Index Types
Deep Lake supports several index types to improve the performance of queries.
Without an index, Deep Lake must scan the entire dataset to find the rows that match a query. This can be slow for large datasets. By defining an index on a column, you can speed up queries that filter or sort operations that match that index definition.
Text Indexes
Deep Lake supports two types of indexes on text columns: Inverted
and BM25
.
Inverted Indexes
Inverted indexes are used to speed up queries that use the CONTAINS
function.
This allows you to search for specific words or phrases in a text column.
Enable an inverted index by specifying index_type=types.TextIndexType.Inverted
when adding the column.
from deeplake import types
ds.add_column("text_column", types.Text(index_type=types.TextIndexType.Inverted))
ds.query("SELECT * WHERE CONTAINS(text_column, 'term')")
BM25 Indexes
BM25 indexes are used to speed up queries that use the BM25_SIMILARITY
function.
This allows you to sort rows by their similarity to a search query.
Compared to the CONTAINS
function, BM25_SIMILARITY
provides more of a "search results" experience rather than a simple filtering.
Enable a BM25 index by specifying index_type=types.TextIndexType.BM25
when adding the column.
from deeplake import types
ds.add_column("text_column", types.Text(index_type=types.TextIndexType.BM25))
ds.query("SELECT * WHERE id > 30 ORDER BY BM25_SIMILARITY(text_column, 'search text string') LIMIT 100")
Vector Indexes
COSINE_SIMILARITY Indexes
Cosine similarity indexes are used to speed up queries that use the COSINE_SIMILARITY
function.
This allows you to sort rows by their similarity to a search query.

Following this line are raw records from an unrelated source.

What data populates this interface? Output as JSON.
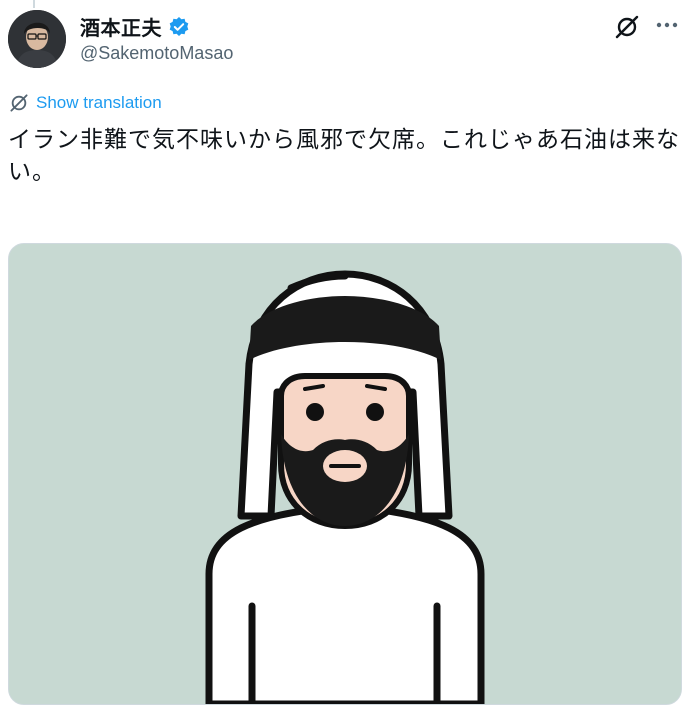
{
  "author": {
    "display_name": "酒本正夫",
    "handle": "@SakemotoMasao",
    "verified": true
  },
  "translate": {
    "label": "Show translation"
  },
  "tweet": {
    "text": "イラン非難で気不味いから風邪で欠席。これじゃあ石油は来ない。"
  },
  "media": {
    "illustration": "cartoon man in white keffiyeh with black agal"
  },
  "icons": {
    "grok": "grok-icon",
    "more": "more-icon",
    "translate": "grok-translate-icon",
    "verified": "verified-badge-icon"
  },
  "colors": {
    "accent": "#1d9bf0",
    "media_bg": "#c7d9d2",
    "secondary_text": "#536471"
  }
}
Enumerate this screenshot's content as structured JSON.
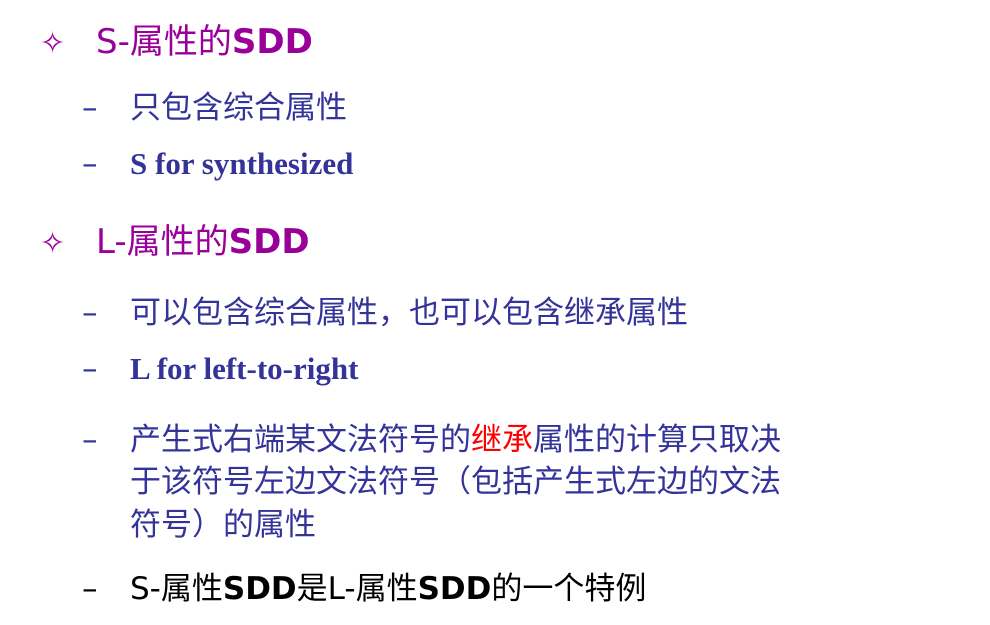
{
  "outline": {
    "section1": {
      "marker": "✧",
      "prefix": "S-属性的",
      "bold": "SDD",
      "items": [
        {
          "dash": "–",
          "text": "只包含综合属性"
        },
        {
          "dash": "–",
          "text": "S for synthesized"
        }
      ]
    },
    "section2": {
      "marker": "✧",
      "prefix": "L-属性的",
      "bold": "SDD",
      "items": [
        {
          "dash": "–",
          "text": "可以包含综合属性，也可以包含继承属性"
        },
        {
          "dash": "–",
          "text": "L for left-to-right"
        },
        {
          "dash": "–",
          "line1_before": "产生式右端某文法符号的",
          "line1_highlight": "继承",
          "line1_after": "属性的计算只取决",
          "line2": "于该符号左边文法符号（包括产生式左边的文法",
          "line3": "符号）的属性"
        },
        {
          "dash": "–",
          "p1": "S-属性",
          "p2": "SDD",
          "p3": "是L-属性",
          "p4": "SDD",
          "p5": "的一个特例"
        }
      ]
    }
  },
  "colors": {
    "heading": "#990099",
    "body": "#333399",
    "highlight": "#ff0000",
    "last": "#000000"
  }
}
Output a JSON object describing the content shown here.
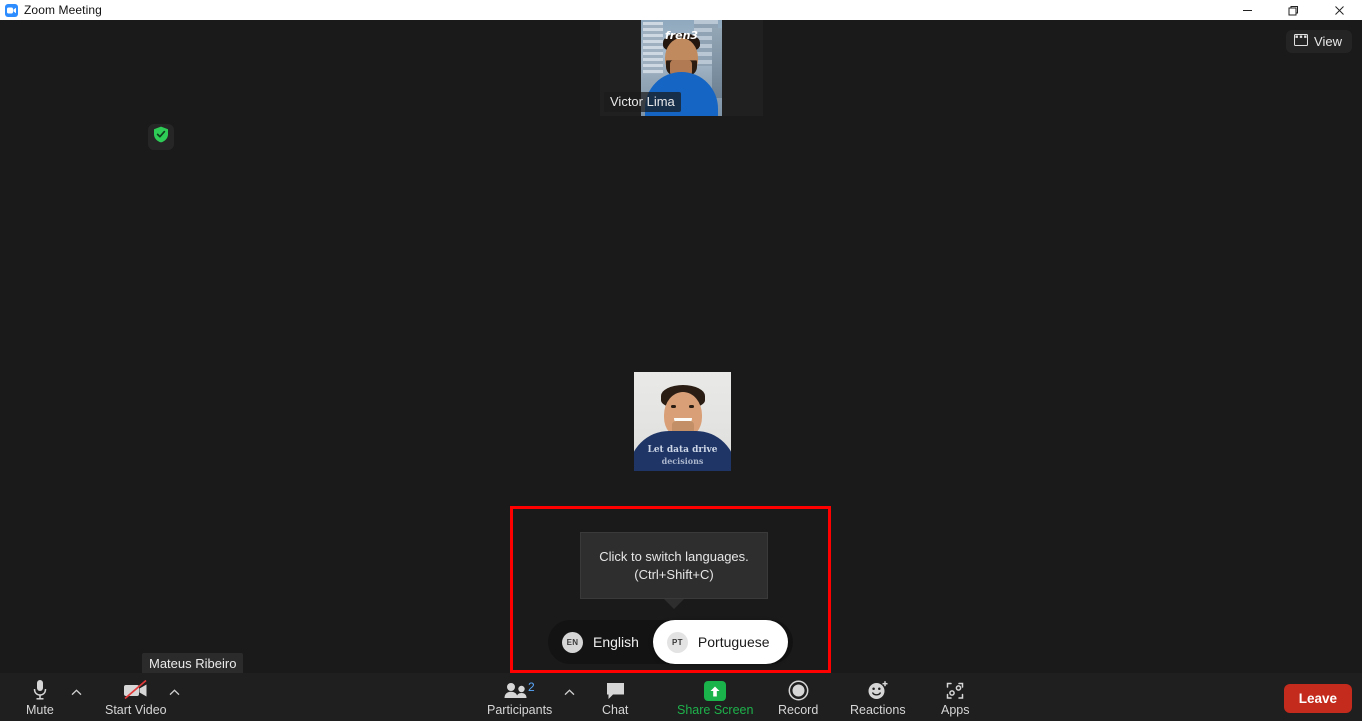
{
  "window": {
    "title": "Zoom Meeting",
    "logo_icon": "zoom-camera-icon",
    "minimize_icon": "minimize-icon",
    "maximize_icon": "maximize-restore-icon",
    "close_icon": "close-icon"
  },
  "topbar": {
    "view_label": "View",
    "view_icon": "grid-layout-icon"
  },
  "security": {
    "shield_icon": "green-shield-check-icon"
  },
  "thumbnails": [
    {
      "name": "Victor Lima",
      "shirt_text": "fren3"
    }
  ],
  "speaker": {
    "shirt_line1": "Let data drive",
    "shirt_line2": "decisions"
  },
  "self_view": {
    "name": "Mateus Ribeiro"
  },
  "tooltip": {
    "line1": "Click to switch languages.",
    "line2": "(Ctrl+Shift+C)"
  },
  "language_toggle": {
    "options": [
      {
        "code": "EN",
        "label": "English",
        "active": false
      },
      {
        "code": "PT",
        "label": "Portuguese",
        "active": true
      }
    ]
  },
  "toolbar": {
    "mute": {
      "label": "Mute",
      "icon": "microphone-icon"
    },
    "video": {
      "label": "Start Video",
      "icon": "camera-off-icon"
    },
    "participants": {
      "label": "Participants",
      "icon": "people-icon",
      "count": "2"
    },
    "chat": {
      "label": "Chat",
      "icon": "chat-bubble-icon"
    },
    "share": {
      "label": "Share Screen",
      "icon": "share-arrow-up-icon"
    },
    "record": {
      "label": "Record",
      "icon": "record-circle-icon"
    },
    "reactions": {
      "label": "Reactions",
      "icon": "smiley-plus-icon"
    },
    "apps": {
      "label": "Apps",
      "icon": "apps-frame-icon"
    },
    "leave": {
      "label": "Leave"
    },
    "caret_icon": "chevron-up-icon"
  },
  "colors": {
    "background": "#1a1a1a",
    "toolbar": "#1f1f1f",
    "accent_blue": "#2d8cff",
    "share_green": "#19b24b",
    "leave_red": "#c42b1c",
    "annotation_red": "#ff0000",
    "shield_green": "#2ecc57"
  }
}
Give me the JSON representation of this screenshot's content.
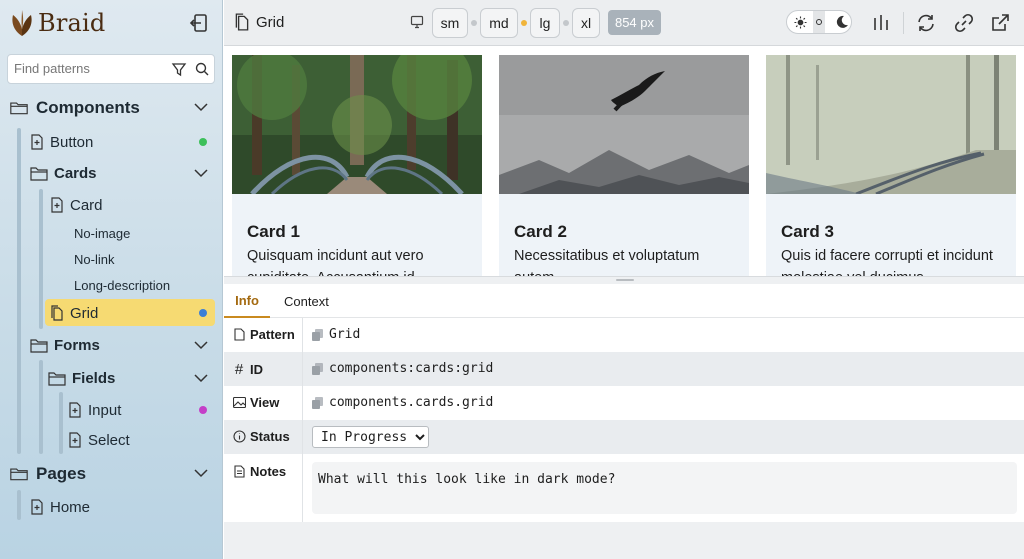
{
  "brand": {
    "name": "Braid",
    "color": "#4a2c12"
  },
  "sidebar": {
    "search_placeholder": "Find patterns",
    "components": "Components",
    "button": "Button",
    "cards": "Cards",
    "card": "Card",
    "no_image": "No-image",
    "no_link": "No-link",
    "long_description": "Long-description",
    "grid": "Grid",
    "forms": "Forms",
    "fields": "Fields",
    "input": "Input",
    "select": "Select",
    "pages": "Pages",
    "home": "Home",
    "status_colors": {
      "button": "#3cc05a",
      "grid": "#3b7fd6",
      "input": "#c43fc8"
    },
    "active_color": "#f6da72"
  },
  "toolbar": {
    "title": "Grid",
    "breakpoints": [
      "sm",
      "md",
      "lg",
      "xl"
    ],
    "active_breakpoint": "lg",
    "active_dot_color": "#f0b43a",
    "width_badge": "854 px"
  },
  "cards": [
    {
      "title": "Card 1",
      "text": "Quisquam incidunt aut vero cupiditate. Accusantium id",
      "image": "bridge-in-forest"
    },
    {
      "title": "Card 2",
      "text": "Necessitatibus et voluptatum autem.",
      "image": "bird-over-foggy-mountains"
    },
    {
      "title": "Card 3",
      "text": "Quis id facere corrupti et incidunt molestiae vel ducimus",
      "image": "railway-in-foggy-forest"
    }
  ],
  "tabs": {
    "info": "Info",
    "context": "Context"
  },
  "info": {
    "pattern_label": "Pattern",
    "pattern_value": "Grid",
    "id_label": "ID",
    "id_value": "components:cards:grid",
    "view_label": "View",
    "view_value": "components.cards.grid",
    "status_label": "Status",
    "status_value": "In Progress",
    "notes_label": "Notes",
    "notes_value": "What will this look like in dark mode?"
  }
}
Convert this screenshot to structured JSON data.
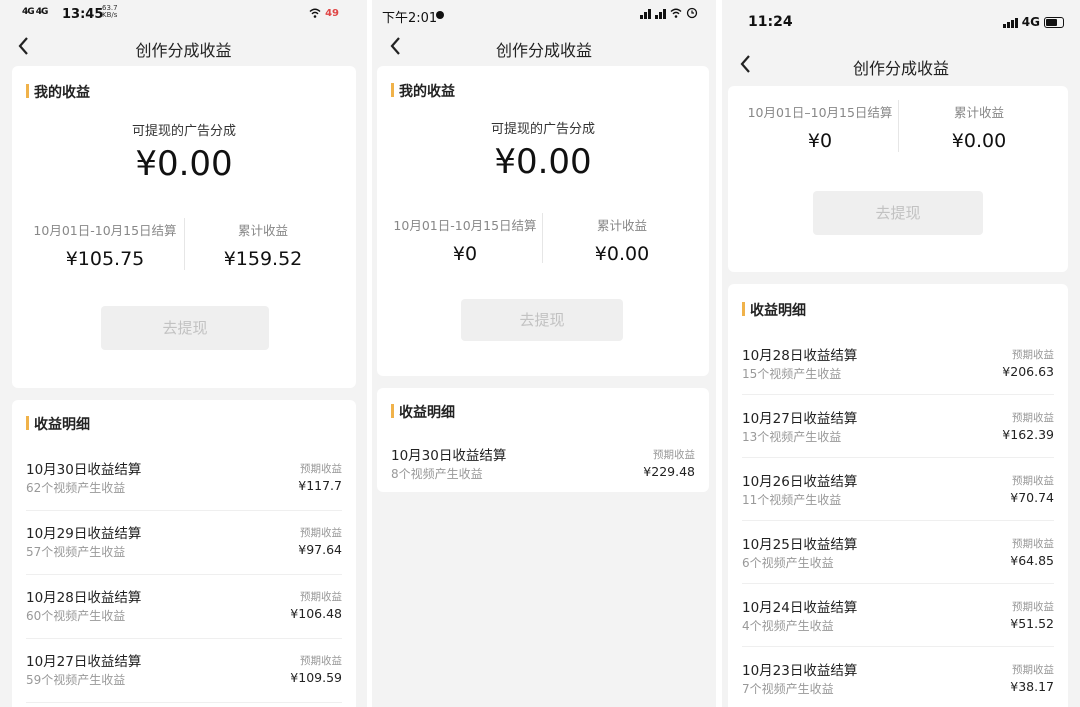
{
  "screens": [
    {
      "status": {
        "time": "13:45",
        "signal": "4G 4G",
        "net_speed_value": "63.7",
        "net_speed_unit": "KB/s",
        "battery": "49"
      },
      "nav_title": "创作分成收益",
      "section_title": "我的收益",
      "withdraw_label": "可提现的广告分成",
      "withdraw_amount": "¥0.00",
      "period_label": "10月01日-10月15日结算",
      "period_amount": "¥105.75",
      "total_label": "累计收益",
      "total_amount": "¥159.52",
      "button_label": "去提现",
      "detail_title": "收益明细",
      "rows": [
        {
          "title": "10月30日收益结算",
          "sub": "62个视频产生收益",
          "exp_label": "预期收益",
          "amount": "¥117.7"
        },
        {
          "title": "10月29日收益结算",
          "sub": "57个视频产生收益",
          "exp_label": "预期收益",
          "amount": "¥97.64"
        },
        {
          "title": "10月28日收益结算",
          "sub": "60个视频产生收益",
          "exp_label": "预期收益",
          "amount": "¥106.48"
        },
        {
          "title": "10月27日收益结算",
          "sub": "59个视频产生收益",
          "exp_label": "预期收益",
          "amount": "¥109.59"
        }
      ]
    },
    {
      "status": {
        "time": "下午2:01"
      },
      "nav_title": "创作分成收益",
      "section_title": "我的收益",
      "withdraw_label": "可提现的广告分成",
      "withdraw_amount": "¥0.00",
      "period_label": "10月01日-10月15日结算",
      "period_amount": "¥0",
      "total_label": "累计收益",
      "total_amount": "¥0.00",
      "button_label": "去提现",
      "detail_title": "收益明细",
      "rows": [
        {
          "title": "10月30日收益结算",
          "sub": "8个视频产生收益",
          "exp_label": "预期收益",
          "amount": "¥229.48"
        }
      ]
    },
    {
      "status": {
        "time": "11:24",
        "network": "4G"
      },
      "nav_title": "创作分成收益",
      "period_label": "10月01日–10月15日结算",
      "period_amount": "¥0",
      "total_label": "累计收益",
      "total_amount": "¥0.00",
      "button_label": "去提现",
      "detail_title": "收益明细",
      "rows": [
        {
          "title": "10月28日收益结算",
          "sub": "15个视频产生收益",
          "exp_label": "预期收益",
          "amount": "¥206.63"
        },
        {
          "title": "10月27日收益结算",
          "sub": "13个视频产生收益",
          "exp_label": "预期收益",
          "amount": "¥162.39"
        },
        {
          "title": "10月26日收益结算",
          "sub": "11个视频产生收益",
          "exp_label": "预期收益",
          "amount": "¥70.74"
        },
        {
          "title": "10月25日收益结算",
          "sub": "6个视频产生收益",
          "exp_label": "预期收益",
          "amount": "¥64.85"
        },
        {
          "title": "10月24日收益结算",
          "sub": "4个视频产生收益",
          "exp_label": "预期收益",
          "amount": "¥51.52"
        },
        {
          "title": "10月23日收益结算",
          "sub": "7个视频产生收益",
          "exp_label": "预期收益",
          "amount": "¥38.17"
        }
      ]
    }
  ]
}
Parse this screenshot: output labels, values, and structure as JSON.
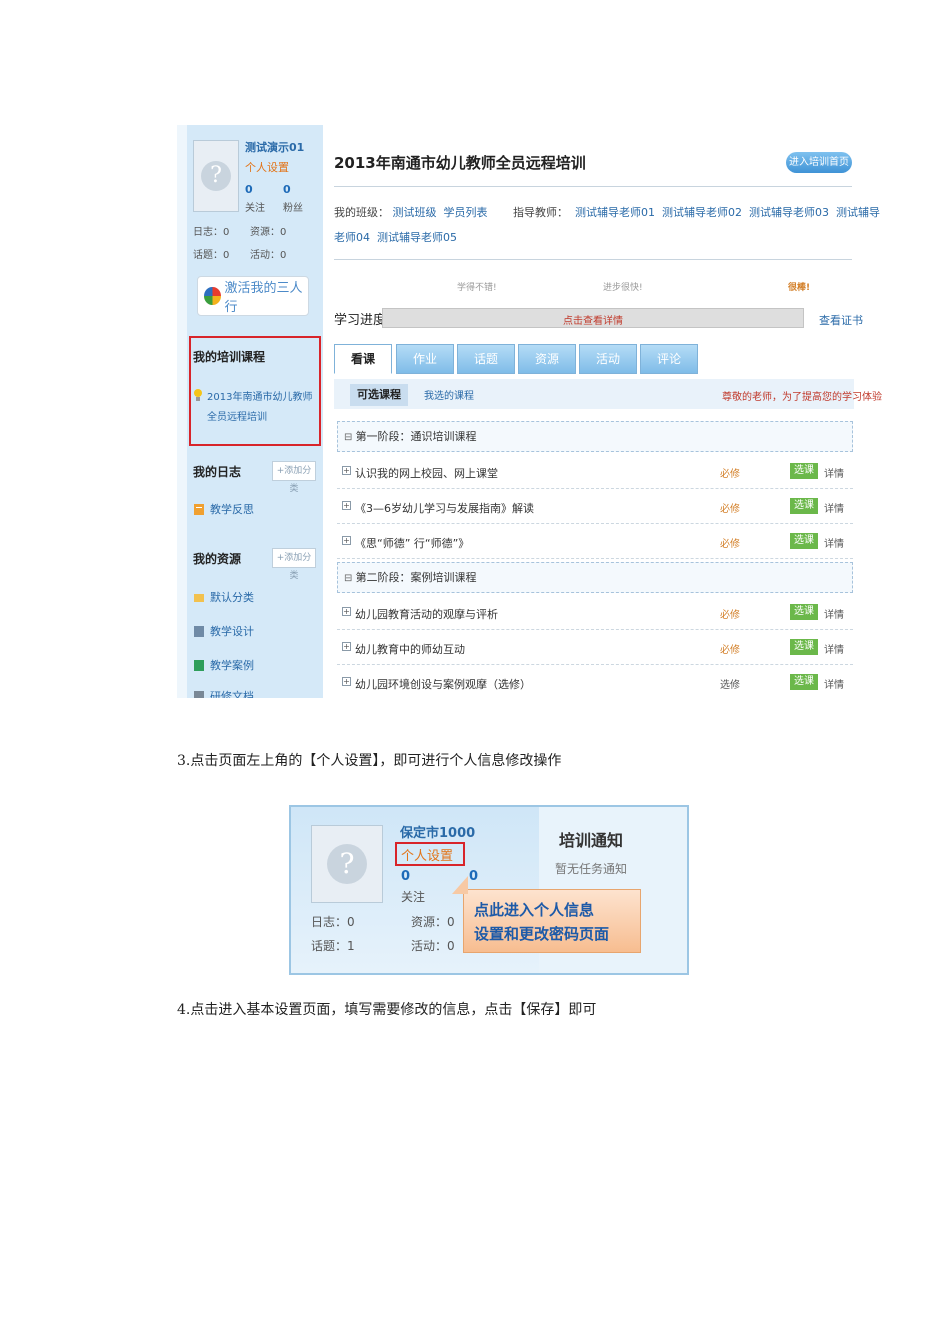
{
  "screenshot1": {
    "user": {
      "name": "测试演示01",
      "settings_link": "个人设置",
      "follow_count": "0",
      "follow_label": "关注",
      "fans_count": "0",
      "fans_label": "粉丝",
      "log": "日志：0",
      "resource": "资源：0",
      "topic": "话题：0",
      "activity": "活动：0"
    },
    "activate_button": "激活我的三人行",
    "my_courses": {
      "heading": "我的培训课程",
      "item": "2013年南通市幼儿教师全员远程培训"
    },
    "my_log": {
      "heading": "我的日志",
      "add": "+添加分类",
      "items": [
        "教学反思"
      ]
    },
    "my_resources": {
      "heading": "我的资源",
      "add": "+添加分类",
      "items": [
        "默认分类",
        "教学设计",
        "教学案例",
        "研修文档"
      ]
    },
    "title": "2013年南通市幼儿教师全员远程培训",
    "enter_button": "进入培训首页",
    "class_label": "我的班级：",
    "class_links": [
      "测试班级",
      "学员列表"
    ],
    "tutor_label": "指导教师：",
    "tutors_line1": [
      "测试辅导老师01",
      "测试辅导老师02",
      "测试辅导老师03",
      "测试辅导"
    ],
    "tutors_line2": [
      "老师04",
      "测试辅导老师05"
    ],
    "progress": {
      "label": "学习进度",
      "milestones": [
        "学得不错!",
        "进步很快!",
        "很棒!"
      ],
      "bar_text": "点击查看详情",
      "certificate": "查看证书"
    },
    "tabs": [
      "看课",
      "作业",
      "话题",
      "资源",
      "活动",
      "评论"
    ],
    "subtabs": {
      "active": "可选课程",
      "other": "我选的课程",
      "notice": "尊敬的老师，为了提高您的学习体验"
    },
    "stages": [
      {
        "name": "第一阶段：通识培训课程",
        "courses": [
          {
            "name": "认识我的网上校园、网上课堂",
            "type": "必修",
            "select": "选课",
            "detail": "详情"
          },
          {
            "name": "《3—6岁幼儿学习与发展指南》解读",
            "type": "必修",
            "select": "选课",
            "detail": "详情"
          },
          {
            "name": "《思“师德” 行“师德”》",
            "type": "必修",
            "select": "选课",
            "detail": "详情"
          }
        ]
      },
      {
        "name": "第二阶段：案例培训课程",
        "courses": [
          {
            "name": "幼儿园教育活动的观摩与评析",
            "type": "必修",
            "select": "选课",
            "detail": "详情"
          },
          {
            "name": "幼儿教育中的师幼互动",
            "type": "必修",
            "select": "选课",
            "detail": "详情"
          },
          {
            "name": "幼儿园环境创设与案例观摩（选修）",
            "type": "选修",
            "select": "选课",
            "detail": "详情"
          }
        ]
      }
    ]
  },
  "step3": "3.点击页面左上角的【个人设置】，即可进行个人信息修改操作",
  "screenshot2": {
    "user": {
      "name": "保定市1000",
      "settings_link": "个人设置",
      "follow_count": "0",
      "fans_count": "0",
      "follow_label": "关注",
      "log": "日志：0",
      "resource": "资源：0",
      "topic": "话题：1",
      "activity": "活动：0"
    },
    "notice_title": "培训通知",
    "notice_text": "暂无任务通知",
    "callout": [
      "点此进入个人信息",
      "设置和更改密码页面"
    ]
  },
  "step4": "4.点击进入基本设置页面，填写需要修改的信息，点击【保存】即可",
  "colors": {
    "highlight_red": "#d8242a",
    "link_blue": "#2a6aa8",
    "select_green": "#6bb84a"
  }
}
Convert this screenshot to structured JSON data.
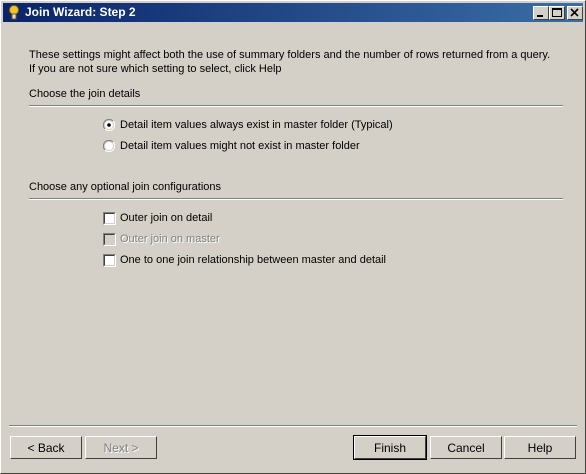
{
  "window": {
    "title": "Join Wizard: Step 2",
    "controls": {
      "minimize": "minimize",
      "maximize": "maximize",
      "close": "close"
    }
  },
  "intro": {
    "line1": "These settings might affect both the use of summary folders and the number of rows returned from a query.",
    "line2": "If you are not sure which setting to select, click Help"
  },
  "join_details": {
    "heading": "Choose the join details",
    "options": [
      {
        "label": "Detail item values always exist in master folder (Typical)",
        "selected": true
      },
      {
        "label": "Detail item values might not exist in master folder",
        "selected": false
      }
    ]
  },
  "optional": {
    "heading": "Choose any optional join configurations",
    "options": [
      {
        "label": "Outer join on detail",
        "checked": false,
        "enabled": true
      },
      {
        "label": "Outer join on master",
        "checked": false,
        "enabled": false
      },
      {
        "label": "One to one join relationship between master and detail",
        "checked": false,
        "enabled": true
      }
    ]
  },
  "buttons": {
    "back": "< Back",
    "next": "Next >",
    "finish": "Finish",
    "cancel": "Cancel",
    "help": "Help"
  }
}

Cosine similarity indexes are automatically created on embedding-typed column.
Quantization
Deep Lake supports quantization of embeddings to reduce the size of the index.
This can slightly decrease the accuracy of results, but can significantly improve query performance and reduce the on-disk size of the index.
Quantization can be enabled by setting quantization=types.QuantizationType.Binary
Example
from deeplake import types
ds.add_column("embedding_column", types.Embedding(768,
quantization=types.QuantizationType.Binary))
embed_query = model.encode("search text string")
str_query = ",".join(str(c) for c in embed_query)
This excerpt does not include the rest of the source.